Mercredi, 27 février 1985

En revenant à la tombée de la nuit, je vais faire ma « tournée d’inspection » dans les chambres. J’aime l’ambiance qui y règne lorsque les candidats, de retour de tournage, visionnent leurs images au milieu d’un véritable taudis où se mélangent chaussettes sales et haut-parleurs.

Les Raiders en Chine

En quatre mois de Raid, ils sont devenus de véritables complices que la compétition a rapprochés au long des kilomètres, résultat explicable après leurs trois semaines de vie commune pendant le stage de Montlhéry et les multiples aventures qu’ils partagent entre les villes- étapes. On les a poussés à être des concurrents ; ils sont devenus des amis, au-delà des rivalités programmées. Sur le terrain, je découvre chaque jour qu’on ne peut pas demander aux équipages de s’affronter quand la route les rassemble dans les mêmes épreuves, face aux mêmes obstacles. Loin de passer les uns devant les autres dans l’indifférence générale, ils se soutiennent, s’entraident, communiquent dès qu’ils le peuvent.

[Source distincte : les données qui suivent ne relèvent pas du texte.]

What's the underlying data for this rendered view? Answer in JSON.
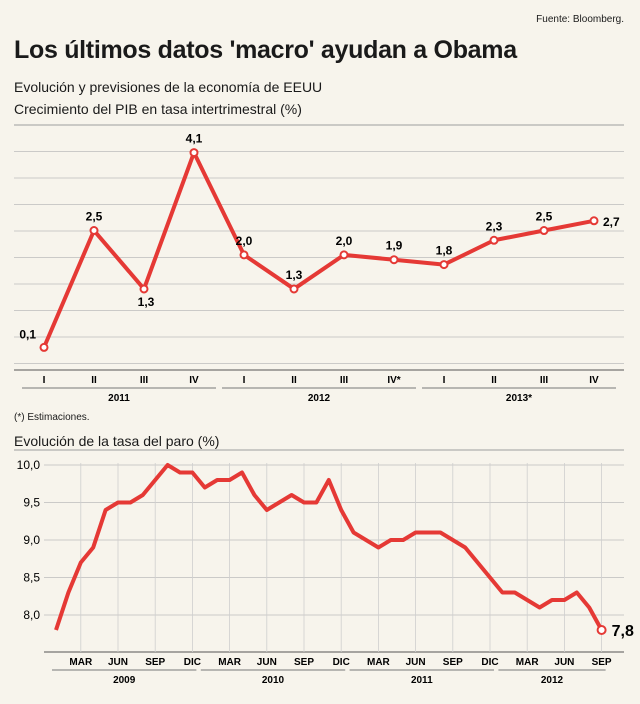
{
  "header": {
    "source": "Fuente: Bloomberg.",
    "title": "Los últimos datos 'macro' ayudan a Obama",
    "subtitle1": "Evolución  y previsiones de la economía de EEUU",
    "subtitle2": "Crecimiento del PIB en tasa intertrimestral (%)"
  },
  "note": "(*) Estimaciones.",
  "unemployment_title": "Evolución de la tasa del paro (%)",
  "colors": {
    "line": "#e53935",
    "background": "#f7f4ec",
    "grid": "#bdbdbd"
  },
  "chart_data": [
    {
      "type": "line",
      "title": "Crecimiento del PIB en tasa intertrimestral (%)",
      "categories": [
        "I",
        "II",
        "III",
        "IV",
        "I",
        "II",
        "III",
        "IV*",
        "I",
        "II",
        "III",
        "IV"
      ],
      "groups": [
        {
          "label": "2011",
          "count": 4
        },
        {
          "label": "2012",
          "count": 4
        },
        {
          "label": "2013*",
          "count": 4
        }
      ],
      "values": [
        0.1,
        2.5,
        1.3,
        4.1,
        2.0,
        1.3,
        2.0,
        1.9,
        1.8,
        2.3,
        2.5,
        2.7
      ],
      "labels": [
        "0,1",
        "2,5",
        "1,3",
        "4,1",
        "2,0",
        "1,3",
        "2,0",
        "1,9",
        "1,8",
        "2,3",
        "2,5",
        "2,7"
      ],
      "ylim": [
        -0.2,
        4.4
      ],
      "grid": true
    },
    {
      "type": "line",
      "title": "Evolución de la tasa del paro (%)",
      "x_ticks": [
        "MAR",
        "JUN",
        "SEP",
        "DIC",
        "MAR",
        "JUN",
        "SEP",
        "DIC",
        "MAR",
        "JUN",
        "SEP",
        "DIC",
        "MAR",
        "JUN",
        "SEP"
      ],
      "groups": [
        {
          "label": "2009",
          "start": 0,
          "end": 11
        },
        {
          "label": "2010",
          "start": 12,
          "end": 23
        },
        {
          "label": "2011",
          "start": 24,
          "end": 35
        },
        {
          "label": "2012",
          "start": 36,
          "end": 44
        }
      ],
      "y_ticks": [
        "10,0",
        "9,5",
        "9,0",
        "8,5",
        "8,0"
      ],
      "y_tick_values": [
        10.0,
        9.5,
        9.0,
        8.5,
        8.0
      ],
      "ylim": [
        7.6,
        10.05
      ],
      "values": [
        7.8,
        8.3,
        8.7,
        8.9,
        9.4,
        9.5,
        9.5,
        9.6,
        9.8,
        10.0,
        9.9,
        9.9,
        9.7,
        9.8,
        9.8,
        9.9,
        9.6,
        9.4,
        9.5,
        9.6,
        9.5,
        9.5,
        9.8,
        9.4,
        9.1,
        9.0,
        8.9,
        9.0,
        9.0,
        9.1,
        9.1,
        9.1,
        9.0,
        8.9,
        8.7,
        8.5,
        8.3,
        8.3,
        8.2,
        8.1,
        8.2,
        8.2,
        8.3,
        8.1,
        7.8
      ],
      "last_label": "7,8",
      "grid": true
    }
  ]
}
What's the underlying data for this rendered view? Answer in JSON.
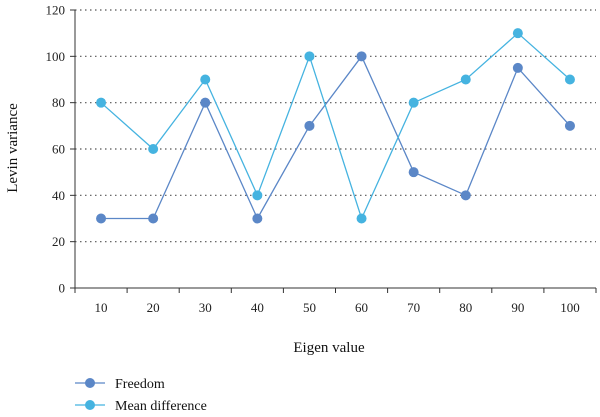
{
  "chart_data": {
    "type": "line",
    "title": "",
    "xlabel": "Eigen value",
    "ylabel": "Levin variance",
    "x": [
      10,
      20,
      30,
      40,
      50,
      60,
      70,
      80,
      90,
      100
    ],
    "x_tick_labels": [
      "10",
      "20",
      "30",
      "40",
      "50",
      "60",
      "70",
      "80",
      "90",
      "100"
    ],
    "y_tick_labels": [
      "0",
      "20",
      "40",
      "60",
      "80",
      "100",
      "120"
    ],
    "ylim": [
      0,
      120
    ],
    "grid": "horizontal dotted",
    "legend_position": "bottom-left",
    "series": [
      {
        "name": "Freedom",
        "color": "#5b87c7",
        "values": [
          30,
          30,
          80,
          30,
          70,
          100,
          50,
          40,
          95,
          70
        ]
      },
      {
        "name": "Mean difference",
        "color": "#45b3e0",
        "values": [
          80,
          60,
          90,
          40,
          100,
          30,
          80,
          90,
          110,
          90
        ]
      }
    ]
  }
}
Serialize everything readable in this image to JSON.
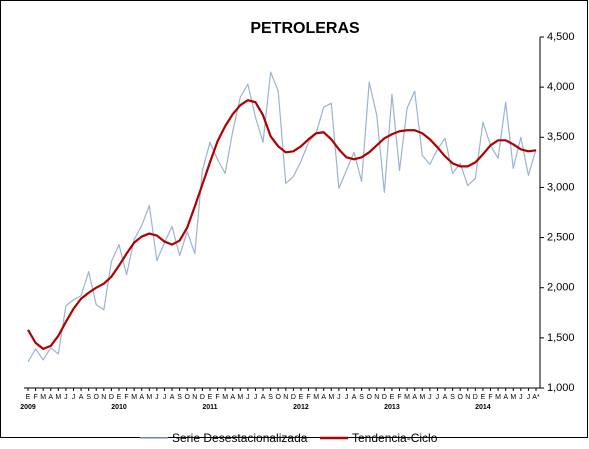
{
  "chart_data": {
    "type": "line",
    "title": "PETROLERAS",
    "categories": [
      "E",
      "F",
      "M",
      "A",
      "M",
      "J",
      "J",
      "A",
      "S",
      "O",
      "N",
      "D",
      "E",
      "F",
      "M",
      "A",
      "M",
      "J",
      "J",
      "A",
      "S",
      "O",
      "N",
      "D",
      "E",
      "F",
      "M",
      "A",
      "M",
      "J",
      "J",
      "A",
      "S",
      "O",
      "N",
      "D",
      "E",
      "F",
      "M",
      "A",
      "M",
      "J",
      "J",
      "A",
      "S",
      "O",
      "N",
      "D",
      "E",
      "F",
      "M",
      "A",
      "M",
      "J",
      "J",
      "A",
      "S",
      "O",
      "N",
      "D",
      "E",
      "F",
      "M",
      "A",
      "M",
      "J",
      "J",
      "A*"
    ],
    "years": [
      "2009",
      "2010",
      "2011",
      "2012",
      "2013",
      "2014"
    ],
    "series": [
      {
        "name": "Serie Desestacionalizada",
        "color": "#9ab3d5",
        "values": [
          1260,
          1390,
          1280,
          1400,
          1340,
          1820,
          1880,
          1920,
          2160,
          1830,
          1780,
          2260,
          2430,
          2130,
          2480,
          2620,
          2820,
          2270,
          2450,
          2610,
          2320,
          2560,
          2340,
          3170,
          3450,
          3280,
          3140,
          3560,
          3900,
          4030,
          3700,
          3450,
          4150,
          3960,
          3040,
          3110,
          3260,
          3450,
          3540,
          3800,
          3840,
          2990,
          3170,
          3350,
          3060,
          4050,
          3720,
          2950,
          3930,
          3170,
          3790,
          3960,
          3320,
          3230,
          3380,
          3490,
          3140,
          3240,
          3020,
          3090,
          3650,
          3420,
          3290,
          3850,
          3190,
          3500,
          3120,
          3380
        ]
      },
      {
        "name": "Tendencia-Ciclo",
        "color": "#b00000",
        "values": [
          1580,
          1450,
          1390,
          1420,
          1520,
          1660,
          1790,
          1890,
          1950,
          2000,
          2040,
          2110,
          2220,
          2340,
          2450,
          2510,
          2540,
          2520,
          2460,
          2430,
          2470,
          2600,
          2810,
          3030,
          3250,
          3460,
          3610,
          3730,
          3820,
          3870,
          3850,
          3720,
          3510,
          3410,
          3350,
          3360,
          3410,
          3480,
          3540,
          3550,
          3480,
          3380,
          3300,
          3280,
          3300,
          3350,
          3420,
          3490,
          3530,
          3560,
          3570,
          3570,
          3540,
          3480,
          3400,
          3310,
          3240,
          3210,
          3210,
          3250,
          3330,
          3420,
          3470,
          3470,
          3430,
          3380,
          3360,
          3370
        ]
      }
    ],
    "ylim": [
      1000,
      4500
    ],
    "yticks": [
      {
        "value": 1000,
        "label": "1,000"
      },
      {
        "value": 1500,
        "label": "1,500"
      },
      {
        "value": 2000,
        "label": "2,000"
      },
      {
        "value": 2500,
        "label": "2,500"
      },
      {
        "value": 3000,
        "label": "3,000"
      },
      {
        "value": 3500,
        "label": "3,500"
      },
      {
        "value": 4000,
        "label": "4,000"
      },
      {
        "value": 4500,
        "label": "4,500"
      }
    ],
    "grid": false
  }
}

Ainsi, en Somalie, Christine et Guilène ont stocké des provisions pour l’ensemble du convoi, distribuant de l’eau et des médicaments aux globe-trotters en perdition, sans distinction de race et de religion. Il n’était pas rare de voir un cric français et une pompe suisse sauver une roue canadienne, ni un photographe dépanner un ingénieur du son. Leur solidarité ne s’est pas arrêtée sur le bord des pistes, mais s’est prolongée à chaque instant en une collaboration artistique que pas un producteur n’avait pu imaginer depuis Paris. Les points attribués par les jurés sont importants, ils ne sont pas essentiels. Ce qui compte, c’est la qualité générale de l’émission.

Voilà pourquoi Philippe a indiqué à Laurent Chomel une musique pour son film consacré aux fous de Tanzanie, aidé Christine à réaliser son reportage sur les réfugiés éthiopiens en Somalie, proposé à Roland une brochure sur le théâtre chinois pour lui donner quelques idées de sujets. Les Belges ayant du talent à revendre, Serge a suggéré à Alain la scène au cours de laquelle Rackham-Le-Gum jette un magnétophone à terre, diffusant la musique d’Indiana Jones. A Mogadiscio, lorsque les filles venaient d’apprendre qu’elles étaient classées dernières pour la deuxième semaine consécutive et risquaient ainsi l’élimination, Serge et Alexandre leur avaient spontanément proposé d’échanger leurs cassettes. Mais il était déjà trop tard car le film des Monégasques venait d’arriver à Paris.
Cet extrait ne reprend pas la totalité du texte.